Tuesday, October 4, 2011

Drinking your toilet flush …Absolutely! Look at the Future of Potable Water.


Have you ever wondered what happens to the water flushed from your toilet, a shower, or your laundry?

All wastewater flows through your plumbing system into the main sewage collection (a network of pipes buried under the streets) where it is conveyed by gravity to a treatment facility for pollutants removal prior discharge to a body of water (river, lake, ocean, etc.)

At the treatment plant, sewage goes through a series of treatment processes designed to improve the quality of the water. The best available technologies in past allowed for a degree of water quality suitable only for discharge back into nature with the expectation of causing the least hazard to the environment. However in the latest decades, Advanced Water Treatment (AWT) has reached such sophistication that sewage can be transformed to the highest quality of purified drinking water suitable for consumption by the population within few hours after flushing one’s toilet.

Now, you may ask, why would I like to drink “cleaned” sewage? Factors such as population growth, climate change, and scarce water supply are forcing many communities to rethink and diversify their water portfolio.
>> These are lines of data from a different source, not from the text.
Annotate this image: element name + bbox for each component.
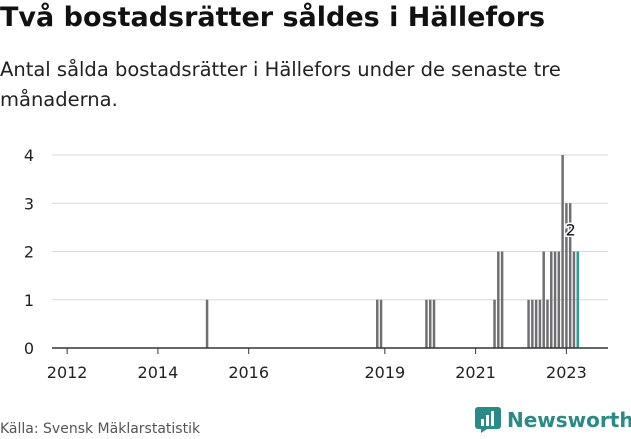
- y-tick-label: 4: [24, 146, 34, 165]
- x-tick-label: 2021: [455, 363, 496, 382]
- bar: [534, 299, 538, 348]
- bar: [531, 299, 534, 348]
- gridlines: [52, 154, 608, 301]
- data-labels: 2: [564, 219, 577, 241]
- bar: [493, 299, 496, 348]
- bar: [379, 299, 383, 348]
- x-tick-label: 2016: [228, 363, 269, 382]
- bar: [376, 299, 379, 348]
- x-tick-label: 2014: [138, 363, 179, 382]
- bar: [561, 155, 564, 348]
- x-tick-label: 2012: [47, 363, 88, 382]
- y-tick-label: 2: [24, 243, 34, 262]
- chart-subtitle: Antal sålda bostadsrätter i Hällefors un…: [0, 58, 561, 111]
- y-tick-label: 0: [24, 339, 34, 358]
- bar-chart: 0 1 2 3 4 2012 2014 2016 2019 2021 2023 2: [24, 146, 608, 382]
- newsworthy-icon: [475, 407, 501, 433]
- bar: [572, 251, 576, 348]
- data-label: 2: [566, 221, 576, 240]
- x-tick-label: 2019: [364, 363, 405, 382]
- bar: [538, 299, 542, 348]
- chart-title: Två bostadsrätter såldes i Hällefors: [0, 2, 546, 33]
- bar: [497, 251, 500, 348]
- bar: [553, 251, 557, 348]
- bar: [550, 251, 553, 348]
- bar: [432, 299, 436, 348]
- bar: [500, 251, 504, 348]
- bar: [205, 299, 209, 348]
- bar: [428, 299, 432, 348]
- bar: [527, 299, 530, 348]
- bar: [565, 203, 568, 348]
- bar: [546, 299, 549, 348]
- x-tick-label: 2023: [546, 363, 587, 382]
- bar: [542, 251, 545, 348]
- y-tick-label: 3: [24, 194, 34, 213]
- x-axis-ticks: 2012 2014 2016 2019 2021 2023: [47, 348, 587, 382]
- bar: [425, 299, 428, 348]
- brand-logo: Newsworthy: [475, 407, 631, 433]
- source-note: Källa: Svensk Mäklarstatistik: [0, 421, 201, 437]
- y-axis-ticks: 0 1 2 3 4: [24, 146, 34, 358]
- bar: [557, 251, 561, 348]
- y-tick-label: 1: [24, 291, 34, 310]
- bar: [576, 251, 579, 348]
- bar: [568, 203, 572, 348]
- brand-name: Newsworthy: [507, 408, 631, 432]
- bars: [205, 155, 579, 348]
One way to achieve some “water security” is to implement Direct Potable Reuse (DPR – Wastewater treated to highly purified levels) and buffer existing water resources.

What about community acceptance and the “yuck” factor?

Get over it, adopt a broader view of the role water must play in the environment, and think sustainability. Most interesting, our water bodies receives fertilizers, pesticides from agricultural uses, all pollutants washed off in a rain event from urban areas, excrement from all source of warm blooded animals, etc. and this is the water anyhow, after treatment and contaminant removals we all already drink when it reaches our faucets.